You will probably have to allow the boat to be inspected by a certified Marine Surveyor once you receive a deposit or earnest money.  We talked a bit about that in Part 1 of this series so take a look there to know more.  This means making the boat available on land and/or in the water for the surveyor to check all systems and the structure.  The survey will be paid for by the buyer and if there is a sea-trial the fuel is paid for by you.  Sea-trials usually don't last long, they are a chance for the buyer to check out the boat and the surveyor to further test it.  This will usually include a full throttle run for a set amount of time to make sure the engine doesn't blow up.  For sailboats the sails will be unfurled and everything tested and inspected.

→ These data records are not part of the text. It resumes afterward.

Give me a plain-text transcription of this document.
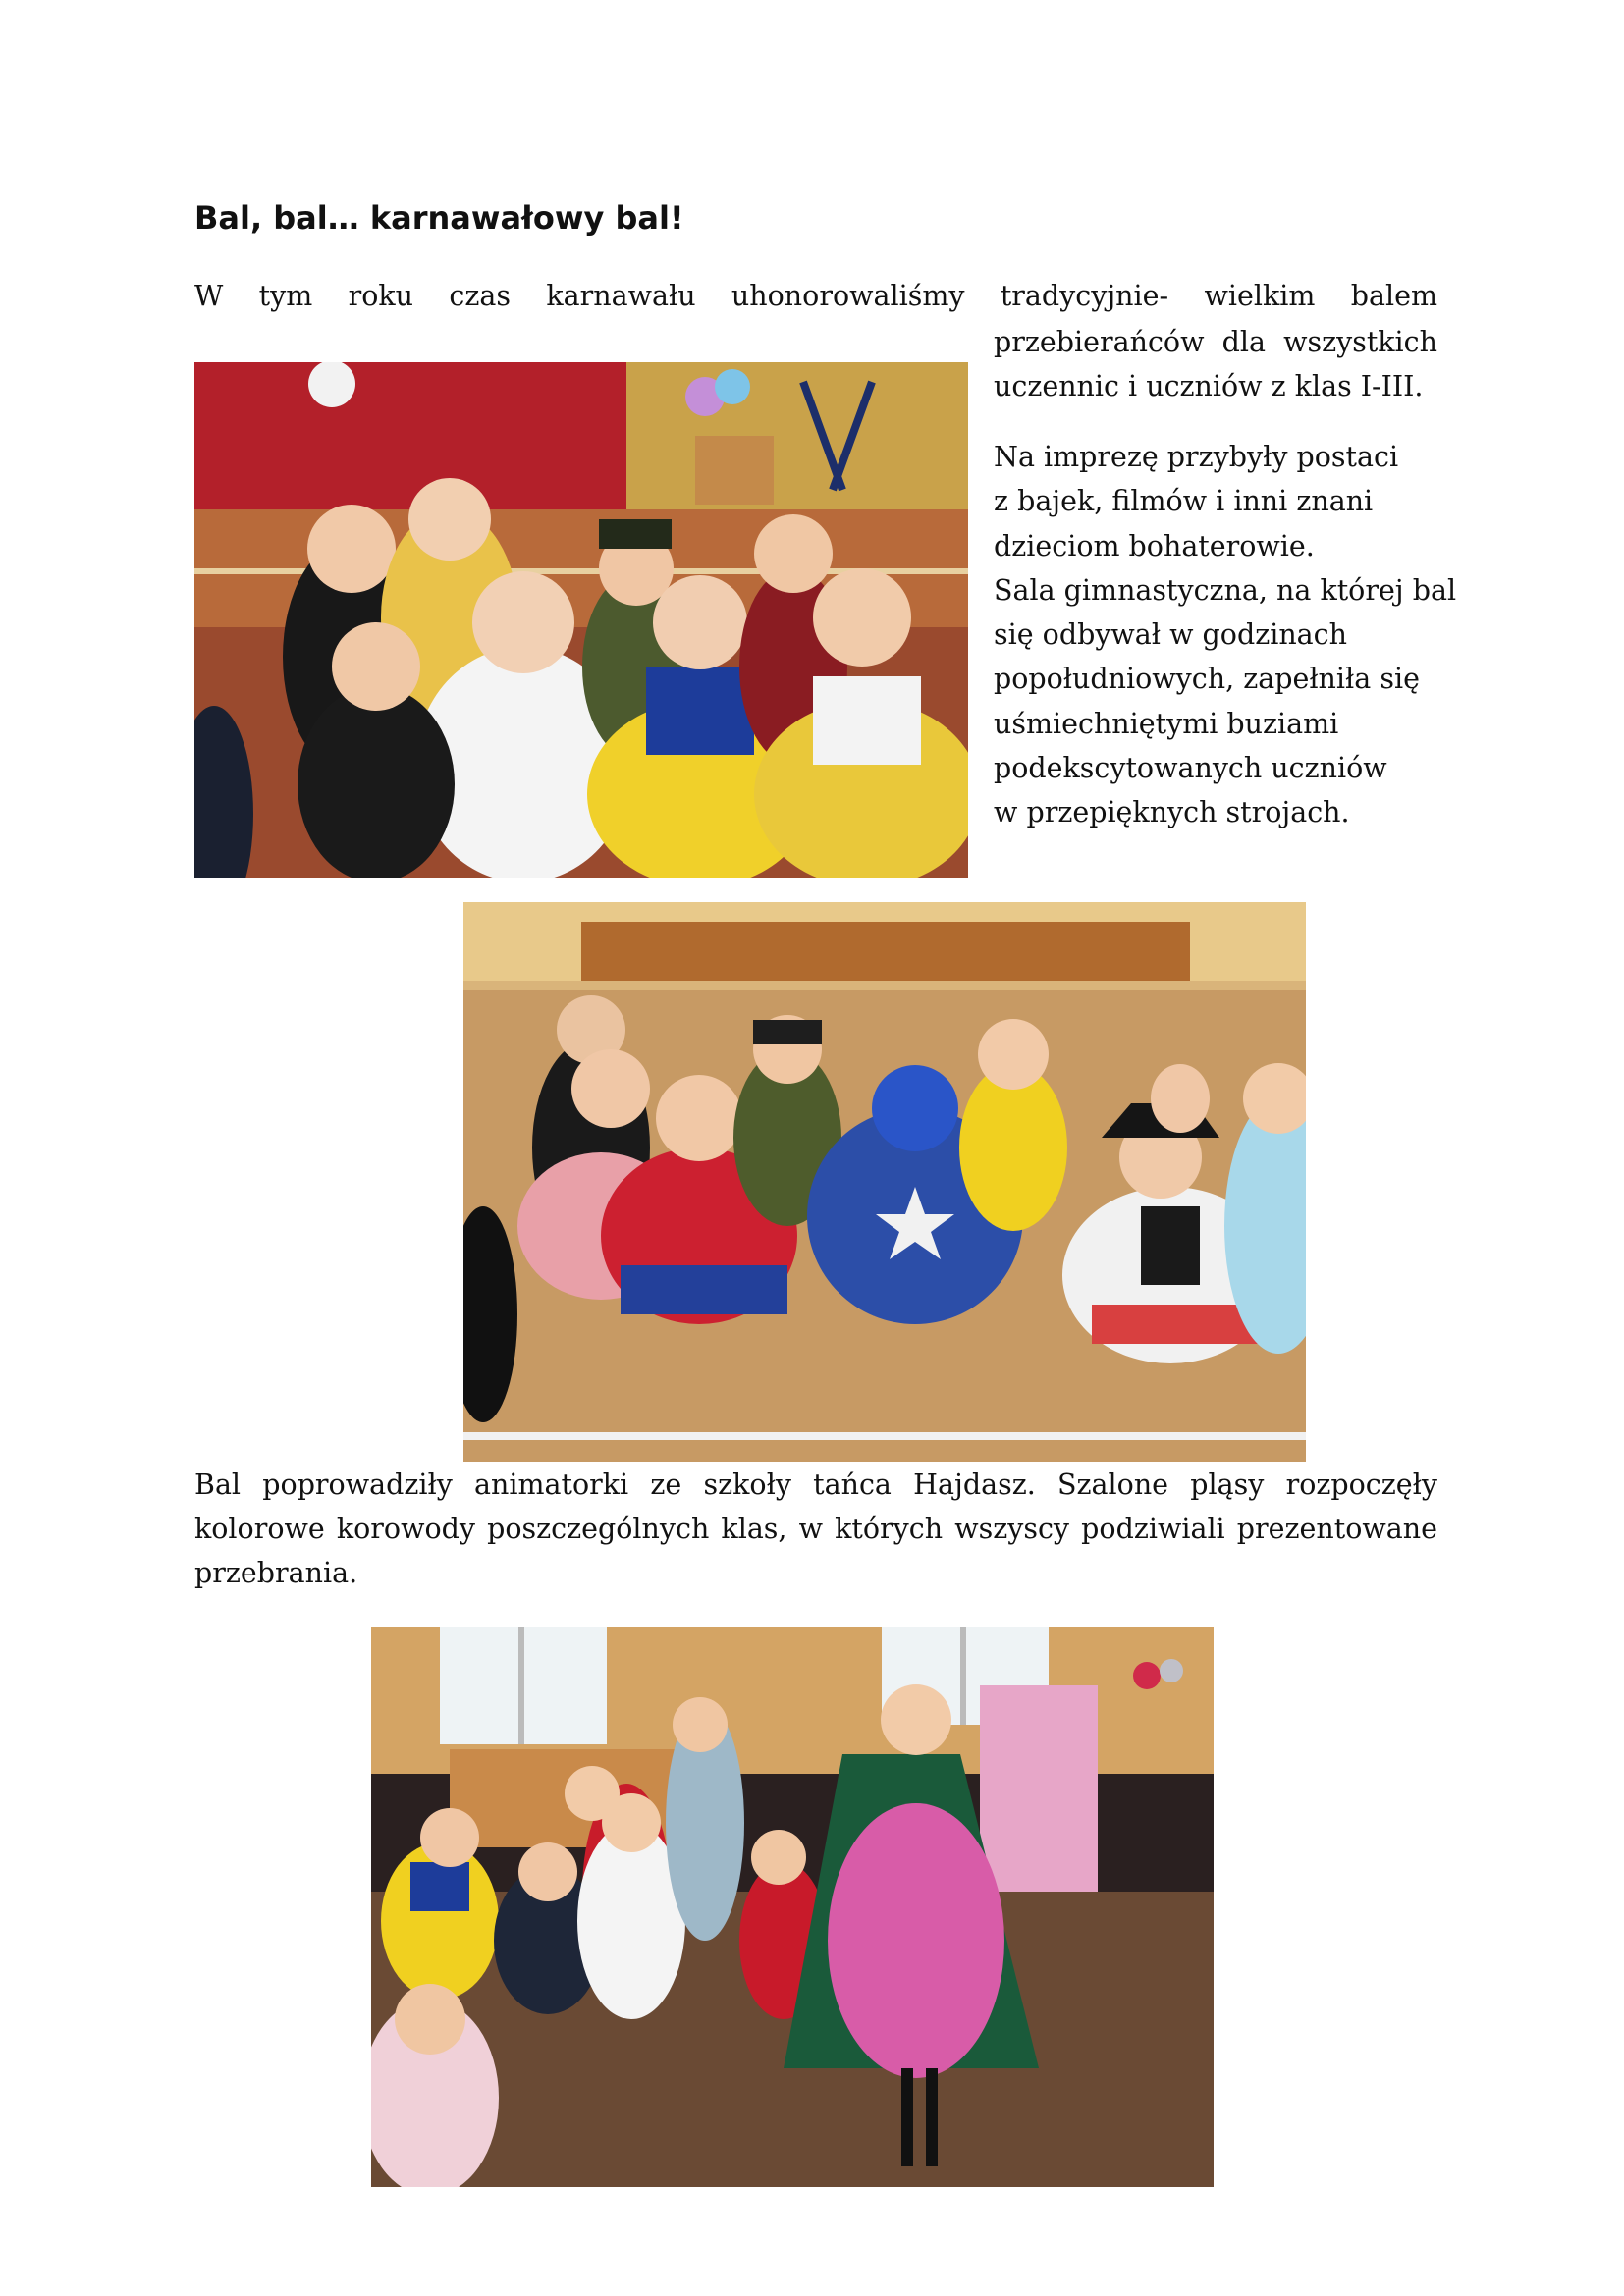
Bal, bal… karnawałowy bal!

W tym roku czas karnawału uhonorowaliśmy tradycyjnie- wielkim balem

przebierańców dla wszystkich
uczennic i uczniów z klas I-III.

Na imprezę przybyły postaci
z bajek, filmów i inni znani
dzieciom bohaterowie.
Sala gimnastyczna, na której bal
się odbywał w godzinach
popołudniowych, zapełniła się
uśmiechniętymi buziami
podekscytowanych uczniów
w przepięknych strojach.

Bal poprowadziły animatorki ze szkoły tańca Hajdasz. Szalone pląsy rozpoczęły
kolorowe korowody poszczególnych klas, w których wszyscy podziwiali prezentowane
przebrania.
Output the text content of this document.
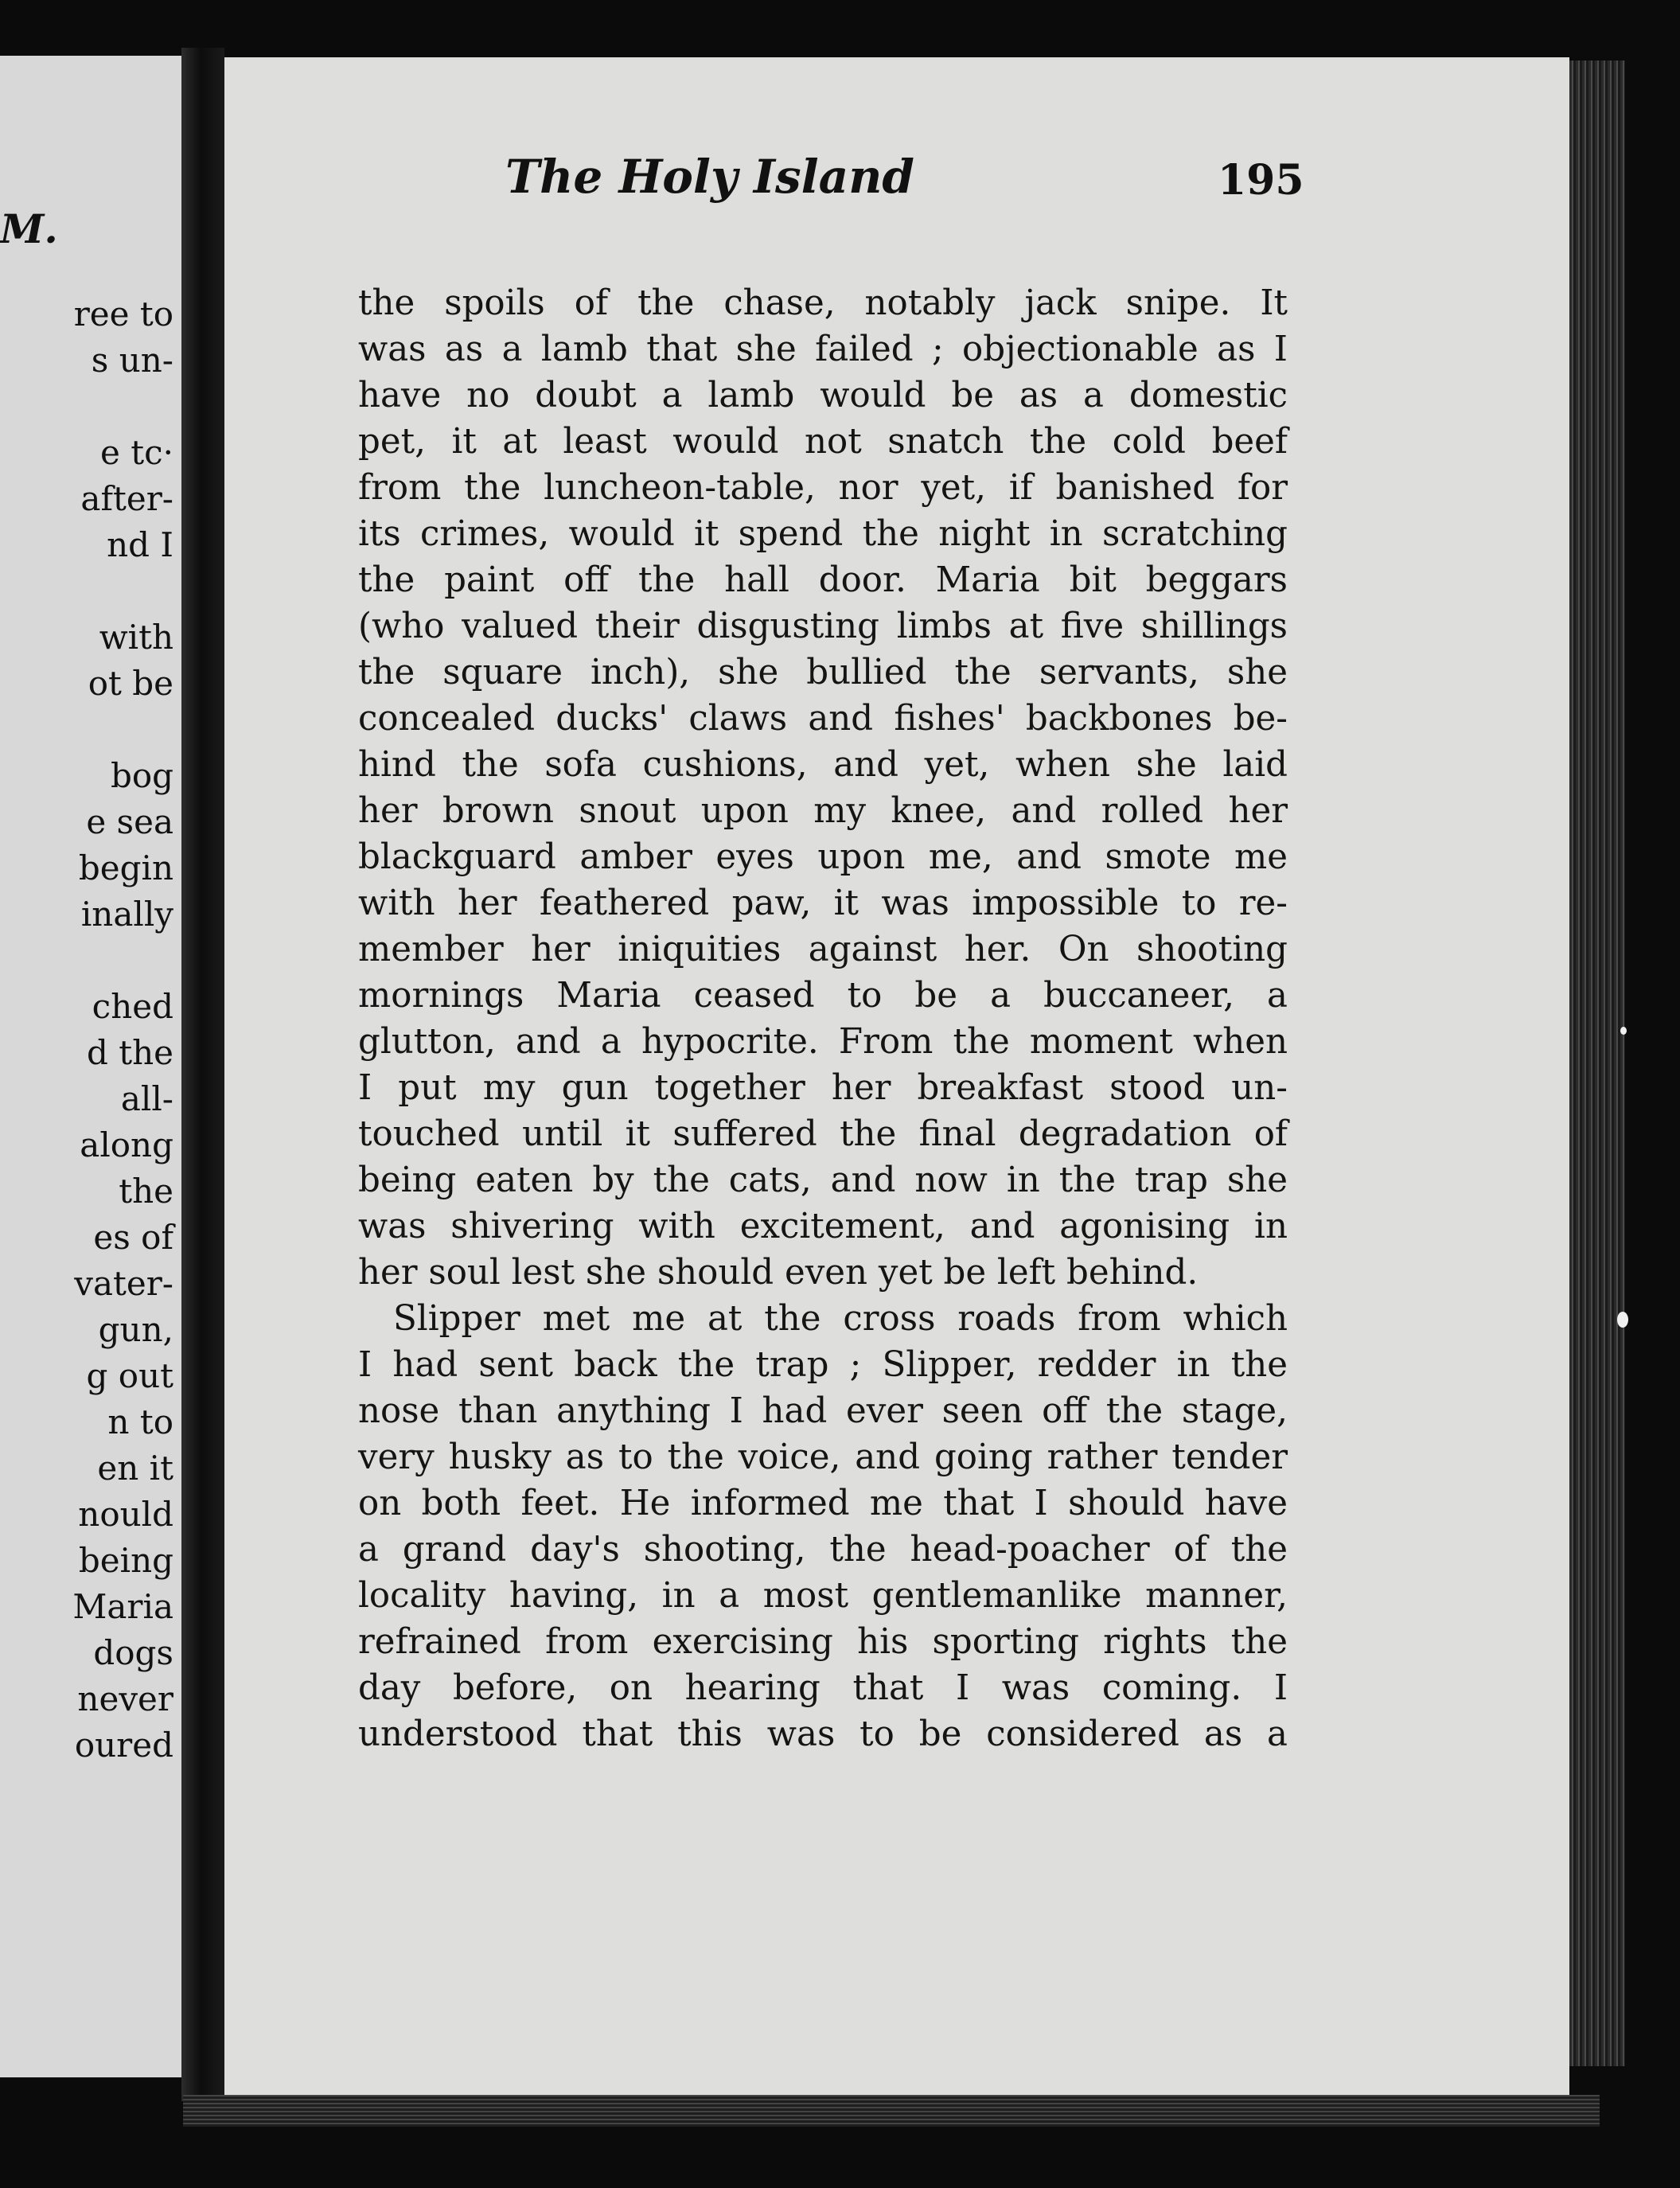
M.
ree to
s un-
e tc·
after-
nd I
with
ot be
bog
e sea
begin
inally
ched
d the
all-
along
the
es of
vater-
gun,
g out
n to
en it
nould
being
Maria
dogs
never
oured
The Holy Island	195
the spoils of the chase, notably jack snipe. It
was as a lamb that she failed ; objectionable as I
have no doubt a lamb would be as a domestic
pet, it at least would not snatch the cold beef
from the luncheon-table, nor yet, if banished for
its crimes, would it spend the night in scratching
the paint off the hall door. Maria bit beggars
(who valued their disgusting limbs at five shillings
the square inch), she bullied the servants, she
concealed ducks' claws and fishes' backbones be-
hind the sofa cushions, and yet, when she laid
her brown snout upon my knee, and rolled her
blackguard amber eyes upon me, and smote me
with her feathered paw, it was impossible to re-
member her iniquities against her. On shooting
mornings Maria ceased to be a buccaneer, a
glutton, and a hypocrite. From the moment when
I put my gun together her breakfast stood un-
touched until it suffered the final degradation of
being eaten by the cats, and now in the trap she
was shivering with excitement, and agonising in
her soul lest she should even yet be left behind.
Slipper met me at the cross roads from which
I had sent back the trap ; Slipper, redder in the
nose than anything I had ever seen off the stage,
very husky as to the voice, and going rather tender
on both feet. He informed me that I should have
a grand day's shooting, the head-poacher of the
locality having, in a most gentlemanlike manner,
refrained from exercising his sporting rights the
day before, on hearing that I was coming. I
understood that this was to be considered as a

Survey from our purchase of Cygnet
After the survey and also after the sea-trial the buyer may try to renegotiate the price which is normal if the surveyor found issues that you hadn't disclosed or didn't know about.  Once the price is agreed upon you may do a cash deal on the spot with lower priced boats, but usually the higher priced ones will end up using an escrow account (sometimes the broker will have this and sometimes it is a separate company) and the funds will be transferred to you after the paperwork is signed.  It's not common for a seller to give any guarantees or warranty unless the seller is a manufacturer so once that boat is no longer yours the buyer is on their own.  We do know sellers who have helped buyers with repairs and maintenance after the sale but that's uncommon.

We don't like some of the cheesy boat sayings but this one is pretty true:  The two best days in a boat owner's life are the day he buys the boat and the day he sells it.